Security News

Data Theft, Social Engineering Threaten Health IT Networks

A survey of healthcare IT officials indicates that data theft and malware attacks such as ransomware are a top concern for health IT network security.

By Elizabeth O'Dowd

- Healthcare chief information and information security officers indicate data theft and social engineering attacks are top network security concerns, according to new research.

Health IT survey results

A survey conducted by the College of Healthcare Information Management Executives (CHIME) polled nearly 200 members from healthcare organizations of all sizes, with 70 percent reporting from hospital/acute care facilities and integrated delivery networks/systems.

Healthcare IT officials reported social engineering and data theft caused more concern than cyber terrorism, IoT, organized crime, or insider threats. Social engineering attacks were the most common security threat across all organizations and ransomware was the most common security exploit.

Ransomware holds organization data hostage and demands payment in exchange for the return of that data. For healthcare organizations, ransomware is a cause for concern because organizations can face ramifications for violating HIPAA regulations.

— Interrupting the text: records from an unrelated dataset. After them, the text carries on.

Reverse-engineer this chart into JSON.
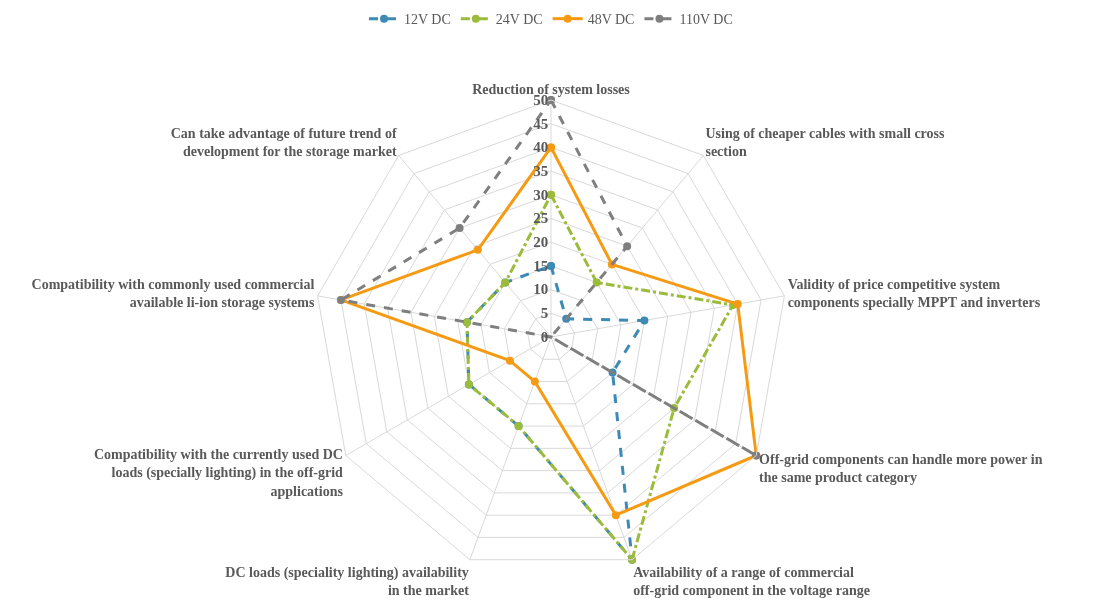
{
  "chart_data": {
    "type": "radar",
    "categories": [
      "Reduction of system losses",
      "Using of cheaper cables with small cross section",
      "Validity of price competitive system components specially MPPT and inverters",
      "Off-grid components can handle more power in the same product category",
      "Availability of a range of commercial off-grid component in the voltage range",
      "DC loads (speciality lighting) availability in the market",
      "Compatibility with the currently used DC loads (specially lighting) in the off-grid applications",
      "Compatibility with commonly used commercial available li-ion storage systems",
      "Can take advantage of future trend of development for the storage market"
    ],
    "series": [
      {
        "name": "12V DC",
        "color": "#3d8ab5",
        "line_style": "dashed",
        "values": [
          15,
          5,
          20,
          15,
          50,
          20,
          20,
          18,
          15
        ]
      },
      {
        "name": "24V DC",
        "color": "#9bbb3b",
        "line_style": "dotted",
        "values": [
          30,
          15,
          39,
          30,
          50,
          20,
          20,
          18,
          15
        ]
      },
      {
        "name": "48V DC",
        "color": "#f59a12",
        "line_style": "solid",
        "values": [
          40,
          20,
          40,
          50,
          40,
          10,
          10,
          45,
          24
        ]
      },
      {
        "name": "110V DC",
        "color": "#7f7f7f",
        "line_style": "dashed",
        "values": [
          50,
          25,
          0,
          50,
          0,
          0,
          0,
          45,
          30
        ]
      }
    ],
    "ylim": [
      0,
      50
    ],
    "yticks": [
      0,
      5,
      10,
      15,
      20,
      25,
      30,
      35,
      40,
      45,
      50
    ],
    "grid": true,
    "legend": "top",
    "marker": "circle"
  }
}
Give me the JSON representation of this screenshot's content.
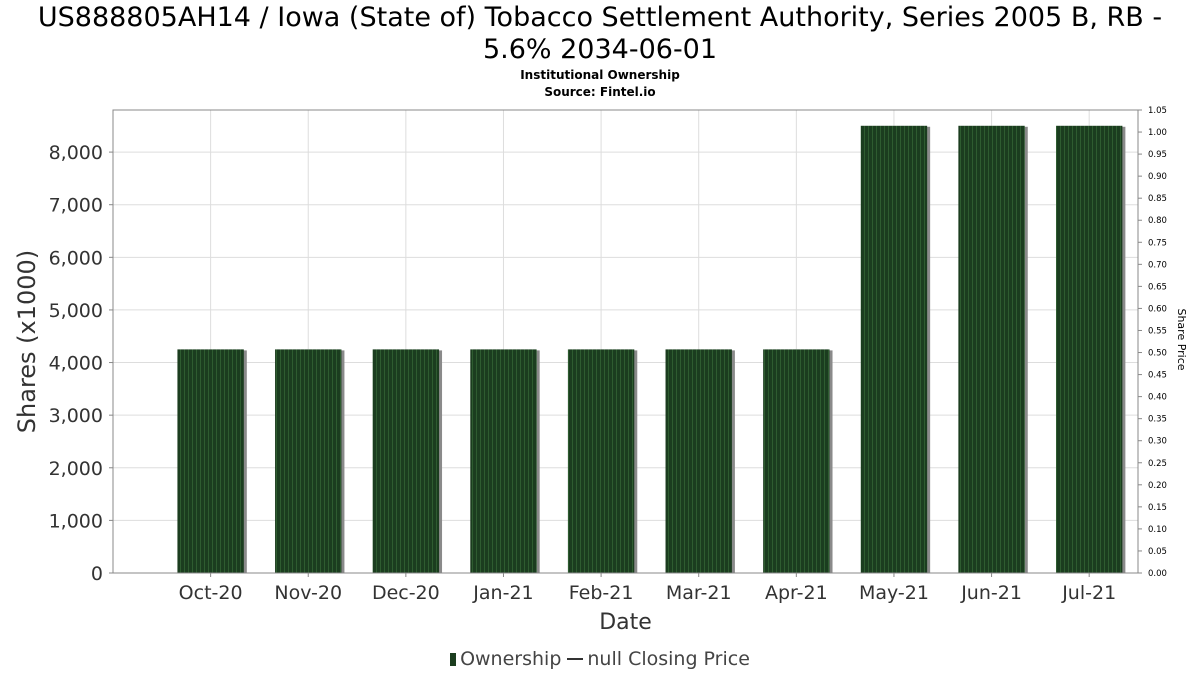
{
  "header": {
    "title_line1": "US888805AH14 / Iowa (State of) Tobacco Settlement Authority, Series 2005 B, RB -",
    "title_line2": "5.6% 2034-06-01",
    "subtitle": "Institutional Ownership",
    "source": "Source: Fintel.io"
  },
  "legend": {
    "ownership_label": "Ownership",
    "price_label": "null Closing Price"
  },
  "colors": {
    "bar": "#1b3d1f",
    "bar_stripe": "#2e5c30",
    "bar_shadow": "#8a8a8a",
    "grid": "#dddddd",
    "axis": "#888888"
  },
  "chart_data": {
    "type": "bar",
    "title": "US888805AH14 / Iowa (State of) Tobacco Settlement Authority, Series 2005 B, RB - 5.6% 2034-06-01",
    "subtitle": "Institutional Ownership",
    "xlabel": "Date",
    "ylabel": "Shares (x1000)",
    "y2label": "Share Price",
    "categories": [
      "Oct-20",
      "Nov-20",
      "Dec-20",
      "Jan-21",
      "Feb-21",
      "Mar-21",
      "Apr-21",
      "May-21",
      "Jun-21",
      "Jul-21"
    ],
    "series": [
      {
        "name": "Ownership",
        "values": [
          4250,
          4250,
          4250,
          4250,
          4250,
          4250,
          4250,
          8500,
          8500,
          8500
        ]
      }
    ],
    "ylim": [
      0,
      8800
    ],
    "yticks": [
      0,
      1000,
      2000,
      3000,
      4000,
      5000,
      6000,
      7000,
      8000
    ],
    "ytick_labels": [
      "0",
      "1,000",
      "2,000",
      "3,000",
      "4,000",
      "5,000",
      "6,000",
      "7,000",
      "8,000"
    ],
    "y2lim": [
      0,
      1.05
    ],
    "y2ticks": [
      "0.00",
      "0.05",
      "0.10",
      "0.15",
      "0.20",
      "0.25",
      "0.30",
      "0.35",
      "0.40",
      "0.45",
      "0.50",
      "0.55",
      "0.60",
      "0.65",
      "0.70",
      "0.75",
      "0.80",
      "0.85",
      "0.90",
      "0.95",
      "1.00",
      "1.05"
    ],
    "grid": true,
    "legend_position": "bottom"
  }
}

Ransomware attacks have been a problem for healthcare organizations over the past year and the Department of Health and Human Services (HHS) released a HIPAA guidance earlier this year specifically addressing ransomware to help organizations prevent, detect, contain, and respond to threats.

According to HITSecurity.com, “the HHS guidance reminds healthcare organizations that there are aspects of HIPAA compliance that could be greatly beneficial in preventing healthcare ransomware attacks, as well as being able to recover from them.”

Health IT officials declared data exposure as their top vulnerability, making data theft a top security concern. Poor authentication and security misconfiguration were two of the top reasons organization data was at risk.

“The survey data is representative of what we are hearing from our colleagues across the industry. Cyber criminals are attacking us from nearly every angle,” said Marc Probst, chair of the CHIME board of trustees and CIO at Intermountain Healthcare. “We have to be extremely vigilant in educating our staff and our business partners on how to minimize the risk of an attack. We are only as safe as the weakest link along our networks.”

The survey indicated that most organizations would perform better if their system or data was targeted by an attack compared to a year ago. Having systems in place to prepare for a security incident was the biggest improvement area with discovering a security incident, and recovering from a security incident following close behind.  

Survey respondents expressed a greater need for assistance from federal agencies to improve information sharing between healthcare organizations, with nearly 65 percent declaring they were somewhat confident or not confident at all that federal legislators fully understand the importance of healthcare data security enough to advocate for the right initiatives.

Healthcare IT officials think the federal government should develop tools for providers of different sizes and level of resources because smaller organizations with limited resources don’t typically have the same needs as larger organizations. Respondents also called on lawmakers to adopt incentives that encourage greater information sharing, including protecting organizations that voluntarily work to improve security across the delivery system from punitive government audits.

“We are all in this together,” Probst said. “New payment and delivery models are creating a more connected healthcare system than ever before, but we need our partners in the federal government to understand the risks that are out there and to work with us on finding common sense solutions.